ยทwaktu baca 2 menit

Pemerintah terus mengupayakan langkah memutus rantai penularan COVID-19 di Indonesia. Kabar terbaru, ada rencana penerapan aturan work from home (WFH) 100 persen area Jawa dan Bali.
Kemudian seluruh aktivitas masyarakat juga akan dibatasi hanya sampai pukul 17.00 WIB saja. Wakil Gubernur DKI Jakarta, Ahmad Riza Patria menginformasikan, aturan pembatasan jam operasional akan diumumkan jika sudah siap.
Saat ini, kata dia, memang masih menggunakan aturan PPKM Mikro hingga 5 Juli 2021. Di situ dijelaskan mal masih boleh buka hingga pukul 20.00 WIB.
"Nanti akan diumumkan persisnya yang penting inikan kebijakan (PPKM mikro) sudah diambil sampai tanggal 5 Juli, kita akan lihat dalam beberapa hari ini perkembangan," ujar Riza.
Bagaimana aturan berkendara di Jakarta?
Terkait informasi tersebut, Direktur Lalu Lintas Polda Metro Jaya, Kombes Pol Sambodo Purnomo Yogo tak menampiknya. Namun aturan itu sedang dalam proses penggodokan oleh pemerintah.
Sementara terkait adanya penyesuaian dengan aktivitas berkendara di Jakarta, Sambodo masih menunggu arahan dan regulasi resminya, terkait kebijakan WFH 100 persen se Jawa-Bali dan pembatasan aktivitas hingga pukul 17.00 WIB.
"Iya (WFH 100 persen Jawa-Bali dan pembatasan aktivitas hingga pukul 17.00 WIB), tapi ini bukan domain saya. Ini belum diterjemahkan dalam aturan gubernur, ini masih wacana dan usulan dalam rapat, tentu belum bisa diterapkan jika belum menjadi aturan hukum," katanya saat dihubungi kumparan, Selasa (29/6).

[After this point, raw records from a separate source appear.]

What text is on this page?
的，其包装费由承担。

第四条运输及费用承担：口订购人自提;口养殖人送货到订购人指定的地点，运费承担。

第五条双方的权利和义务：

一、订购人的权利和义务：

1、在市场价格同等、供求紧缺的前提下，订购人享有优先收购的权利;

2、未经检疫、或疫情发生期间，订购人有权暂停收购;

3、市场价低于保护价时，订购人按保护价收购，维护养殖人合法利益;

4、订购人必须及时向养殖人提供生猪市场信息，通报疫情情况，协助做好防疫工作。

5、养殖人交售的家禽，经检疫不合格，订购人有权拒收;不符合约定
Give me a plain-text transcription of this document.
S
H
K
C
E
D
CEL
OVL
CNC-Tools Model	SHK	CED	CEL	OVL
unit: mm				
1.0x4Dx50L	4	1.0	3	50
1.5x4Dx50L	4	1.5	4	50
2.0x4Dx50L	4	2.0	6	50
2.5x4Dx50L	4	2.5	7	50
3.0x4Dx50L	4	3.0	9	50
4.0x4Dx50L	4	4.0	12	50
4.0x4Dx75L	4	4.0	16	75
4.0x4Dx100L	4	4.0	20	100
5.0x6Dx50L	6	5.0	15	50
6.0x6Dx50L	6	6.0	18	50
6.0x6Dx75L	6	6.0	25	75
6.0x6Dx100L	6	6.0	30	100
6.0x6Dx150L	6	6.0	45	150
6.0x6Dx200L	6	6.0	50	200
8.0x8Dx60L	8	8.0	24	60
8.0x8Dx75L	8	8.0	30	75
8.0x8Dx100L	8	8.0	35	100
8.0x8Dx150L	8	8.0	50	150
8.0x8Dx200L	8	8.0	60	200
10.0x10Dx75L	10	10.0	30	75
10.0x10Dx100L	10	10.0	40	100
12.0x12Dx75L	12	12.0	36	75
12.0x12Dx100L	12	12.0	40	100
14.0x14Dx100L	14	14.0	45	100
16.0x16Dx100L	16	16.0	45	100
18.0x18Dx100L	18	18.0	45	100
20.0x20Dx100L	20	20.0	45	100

Sementara soal penyesuaian aktivitas transportasi Sambodo mengatakan akan menginformasikan lebih lanjut jika nanti aturan tersebut sudah diundangkan. Hingga saat ini masih menerapkan aturan sebelumnya yakni pembatasan di beberapa lokasi di Jakarta.
"Ya nanti tentu kita akan kaji terlebih dahulu dan pelajari aturan hukumnya seperti apa. Apakah ada pembatasan transportasi, mobilitas, atau hanya pembatasan di tempat kerja saja," jelas Sambodo.
"Kami hanya bagian atau meneruskan bagaimana aturan ini bisa operasional di lapangan. Saya tidak bisa serta merta melakukan pembatasan sebelum aturan itu keluar," tambahnya.